Cada grupo fue distinto y había que adaptar el programa a los diferentes objetivos que tenían. De todos los grupos aprendí cosas, ya que en realidad yo contaba mis experiencias y ellos las suyas, e intentábamos llegar a un punto donde tanto ellos como yo creíamos que era así como teníamos que enfrentar esos momentos difíciles del día a día de nuestra enfermedad. 

Siempre estuve acompañado de un profesional sanitario que me ayudaba cuando las preguntas eran sobre los tratamientos. Me llegaron a confesar muchos de ellos que habían aprendido también cosas sobre diabetes en estos talleres escuchando las experiencias de todos.


De esta experiencia que he vivido, y pienso seguir viviendo, me ha dado muchas satisfacciones personales, sobre todo ver como alguien que se había rendido a la enfermedad, retomaba con ganas la ilusión por vivir la vida junto a esta enfermedad que no nos abandona nunca. Veía esperanza en ellos y me servía a mí, para seguir llevando con ilusión la vida junto a la diabetes.

Como es natural, todo en la vida es mejorable, y estos talleres tienen cosas a mejorar y otras a reforzar. Como mejorable veo que en los talleres hay que seleccionar las personas, ya que sería recomendable tener talleres de diabetes tipo I y otros de tipo II, no mezclando pacientes de ambas enfermedades. Aunque estas dos enfermedades tienen el mismo sustantivo, diabetes, su tratamiento y la forma de enfrentarse a ellas son diferentes. Siempre hay cosas en común, pero esa diferencia creo que se debe tratar por separado.
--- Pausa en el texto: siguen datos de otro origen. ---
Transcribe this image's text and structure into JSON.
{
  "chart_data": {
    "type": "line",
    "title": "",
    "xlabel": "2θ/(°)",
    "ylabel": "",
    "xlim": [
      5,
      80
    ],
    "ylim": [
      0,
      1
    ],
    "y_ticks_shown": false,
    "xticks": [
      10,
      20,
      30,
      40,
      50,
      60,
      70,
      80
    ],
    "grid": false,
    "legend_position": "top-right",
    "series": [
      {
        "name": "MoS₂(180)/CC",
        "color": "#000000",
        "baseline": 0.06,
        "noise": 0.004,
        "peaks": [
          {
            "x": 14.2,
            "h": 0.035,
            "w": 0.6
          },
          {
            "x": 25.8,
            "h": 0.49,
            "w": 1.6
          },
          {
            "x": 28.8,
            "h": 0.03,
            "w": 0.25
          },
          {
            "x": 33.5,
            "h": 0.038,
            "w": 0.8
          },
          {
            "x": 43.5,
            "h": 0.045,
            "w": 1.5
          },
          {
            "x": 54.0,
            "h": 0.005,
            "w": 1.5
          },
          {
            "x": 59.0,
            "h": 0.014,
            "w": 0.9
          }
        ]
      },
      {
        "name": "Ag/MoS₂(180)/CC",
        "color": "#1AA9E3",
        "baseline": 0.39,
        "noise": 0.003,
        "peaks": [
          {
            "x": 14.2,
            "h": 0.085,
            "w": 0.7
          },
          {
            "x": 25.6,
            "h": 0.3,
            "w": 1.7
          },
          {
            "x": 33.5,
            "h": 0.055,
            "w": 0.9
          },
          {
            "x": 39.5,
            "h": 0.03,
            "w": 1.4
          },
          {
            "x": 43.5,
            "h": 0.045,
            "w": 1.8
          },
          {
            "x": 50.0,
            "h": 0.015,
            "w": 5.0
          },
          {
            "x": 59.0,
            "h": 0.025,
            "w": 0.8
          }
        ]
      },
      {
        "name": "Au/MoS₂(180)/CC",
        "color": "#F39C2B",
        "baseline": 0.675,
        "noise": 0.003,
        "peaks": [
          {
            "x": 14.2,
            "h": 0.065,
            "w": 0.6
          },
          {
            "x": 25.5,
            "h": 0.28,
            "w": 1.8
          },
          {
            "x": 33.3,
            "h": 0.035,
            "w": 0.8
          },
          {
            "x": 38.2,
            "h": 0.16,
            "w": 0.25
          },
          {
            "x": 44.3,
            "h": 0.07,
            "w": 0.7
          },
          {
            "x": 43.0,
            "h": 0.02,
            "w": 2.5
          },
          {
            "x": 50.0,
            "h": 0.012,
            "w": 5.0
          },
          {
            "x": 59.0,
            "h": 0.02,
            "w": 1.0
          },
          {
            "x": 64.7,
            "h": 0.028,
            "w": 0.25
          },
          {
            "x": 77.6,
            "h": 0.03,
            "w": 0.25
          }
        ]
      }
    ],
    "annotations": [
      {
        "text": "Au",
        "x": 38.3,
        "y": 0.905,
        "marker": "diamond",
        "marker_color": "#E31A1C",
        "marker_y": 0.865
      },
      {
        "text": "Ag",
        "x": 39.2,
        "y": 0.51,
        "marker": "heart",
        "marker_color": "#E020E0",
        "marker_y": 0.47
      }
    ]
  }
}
Como paciente de diabetes, creo que estos talleres son muy enriquecedores. A mí me hubiera gustado cuando empecé a padecer esta enfermedad, haber podido tener la posibilidad de asistir a ellos. Seguro que hubiera llevado mejor mi vida con la diabetes.
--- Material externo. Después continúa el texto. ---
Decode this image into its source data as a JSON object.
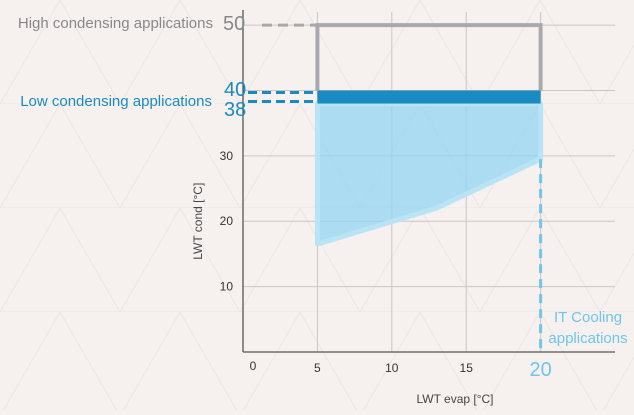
{
  "chart_data": {
    "type": "area",
    "xlabel": "LWT evap [°C]",
    "ylabel": "LWT cond [°C]",
    "xlim": [
      0,
      25
    ],
    "ylim": [
      0,
      52
    ],
    "x_ticks": [
      5,
      10,
      15
    ],
    "y_ticks": [
      10,
      20,
      30
    ],
    "origin_label": "0",
    "grid": true,
    "regions": [
      {
        "name": "High condensing applications",
        "label": "High condensing applications",
        "level_value": 50,
        "level_label": "50",
        "color": "#a9a9ad",
        "outline": [
          [
            5,
            40
          ],
          [
            5,
            50
          ],
          [
            20,
            50
          ],
          [
            20,
            40
          ]
        ]
      },
      {
        "name": "Low condensing applications",
        "label": "Low condensing applications",
        "band": [
          38,
          40
        ],
        "level_labels": [
          "40",
          "38"
        ],
        "color": "#1a8bc2",
        "band_x": [
          5,
          20
        ]
      },
      {
        "name": "IT Cooling applications",
        "label_lines": [
          "IT Cooling",
          "applications"
        ],
        "level_value": 20,
        "level_label": "20",
        "color": "#8fd4f2",
        "polygon": [
          [
            5,
            16.5
          ],
          [
            13,
            22
          ],
          [
            20,
            29.5
          ],
          [
            20,
            38
          ],
          [
            5,
            38
          ]
        ]
      }
    ],
    "colors": {
      "grid": "#c9c6c6",
      "axis": "#555555",
      "grey_label": "#888888",
      "blue_label": "#1a8bc2",
      "light_blue_label": "#6fc6ea"
    }
  }
}
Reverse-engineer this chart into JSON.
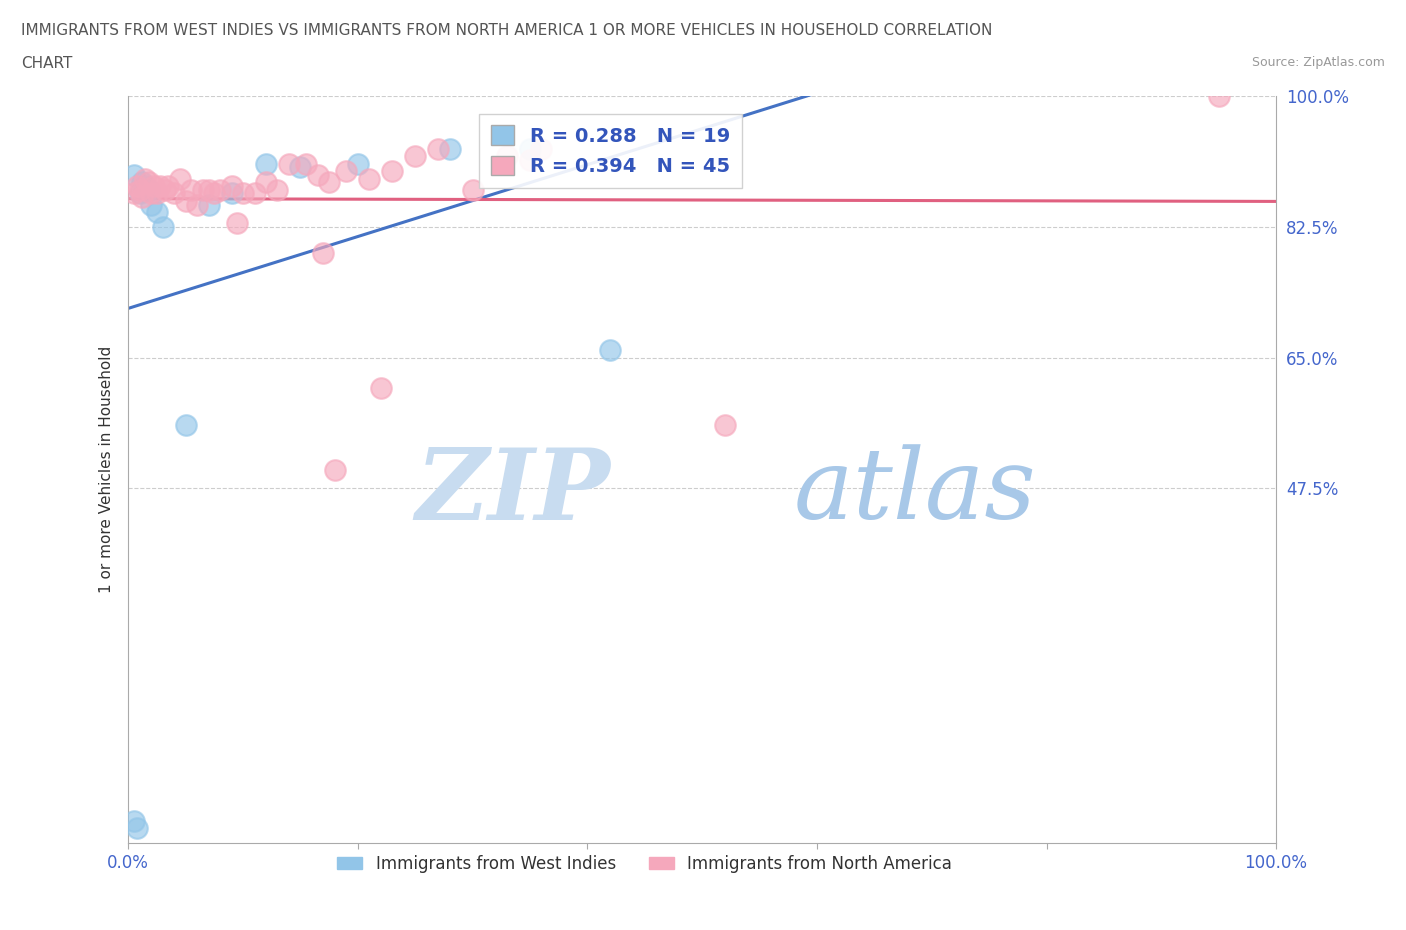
{
  "title_line1": "IMMIGRANTS FROM WEST INDIES VS IMMIGRANTS FROM NORTH AMERICA 1 OR MORE VEHICLES IN HOUSEHOLD CORRELATION",
  "title_line2": "CHART",
  "source": "Source: ZipAtlas.com",
  "ylabel": "1 or more Vehicles in Household",
  "xlim": [
    0,
    1.0
  ],
  "ylim": [
    0,
    1.0
  ],
  "xticks": [
    0.0,
    0.2,
    0.4,
    0.6,
    0.8,
    1.0
  ],
  "xticklabels": [
    "0.0%",
    "",
    "",
    "",
    "",
    "100.0%"
  ],
  "yticks": [
    0.475,
    0.65,
    0.825,
    1.0
  ],
  "yticklabels": [
    "47.5%",
    "65.0%",
    "82.5%",
    "100.0%"
  ],
  "r_blue": 0.288,
  "n_blue": 19,
  "r_pink": 0.394,
  "n_pink": 45,
  "blue_color": "#92C5E8",
  "pink_color": "#F5A8BC",
  "blue_line_color": "#4472C4",
  "pink_line_color": "#E06080",
  "watermark_zip": "ZIP",
  "watermark_atlas": "atlas",
  "blue_x": [
    0.005,
    0.008,
    0.01,
    0.012,
    0.015,
    0.018,
    0.02,
    0.025,
    0.03,
    0.05,
    0.07,
    0.09,
    0.12,
    0.15,
    0.2,
    0.28,
    0.35,
    0.42,
    0.005
  ],
  "blue_y": [
    0.03,
    0.02,
    0.87,
    0.885,
    0.88,
    0.875,
    0.855,
    0.845,
    0.825,
    0.56,
    0.855,
    0.87,
    0.91,
    0.905,
    0.91,
    0.93,
    0.93,
    0.66,
    0.895
  ],
  "pink_x": [
    0.005,
    0.008,
    0.01,
    0.012,
    0.015,
    0.018,
    0.02,
    0.022,
    0.025,
    0.028,
    0.032,
    0.035,
    0.04,
    0.045,
    0.05,
    0.055,
    0.06,
    0.065,
    0.07,
    0.075,
    0.08,
    0.09,
    0.1,
    0.11,
    0.12,
    0.13,
    0.14,
    0.155,
    0.165,
    0.175,
    0.19,
    0.21,
    0.23,
    0.25,
    0.27,
    0.3,
    0.33,
    0.36,
    0.095,
    0.17,
    0.22,
    0.35,
    0.52,
    0.95,
    0.18
  ],
  "pink_y": [
    0.87,
    0.88,
    0.875,
    0.865,
    0.89,
    0.885,
    0.87,
    0.88,
    0.87,
    0.88,
    0.875,
    0.88,
    0.87,
    0.89,
    0.86,
    0.875,
    0.855,
    0.875,
    0.875,
    0.87,
    0.875,
    0.88,
    0.87,
    0.87,
    0.885,
    0.875,
    0.91,
    0.91,
    0.895,
    0.885,
    0.9,
    0.89,
    0.9,
    0.92,
    0.93,
    0.875,
    0.92,
    0.93,
    0.83,
    0.79,
    0.61,
    0.915,
    0.56,
    1.0,
    0.5
  ]
}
Desde mi punto de vista, estos talleres deberían estar programados en el Sistema Andaluz de Salud, ofreciéndose de forma continuada a todos los pacientes. También creo que a los pacientes que hayan participado en un taller, se debería seguir formando con otros talleres periódicamente. Estoy convencido de que estos talleres a medio o largo plazo son muy rentables ya que las personas pueden ser más autónomas con respecto a su enfermedad y llevarla mejor, por lo que requerirían menor la atención del sistema sanitario. 

Paciente formado, paciente activo, paciente más autónomo, lo que implica mejor cuidado de su enfermedad y más optimización del sistema sanitario.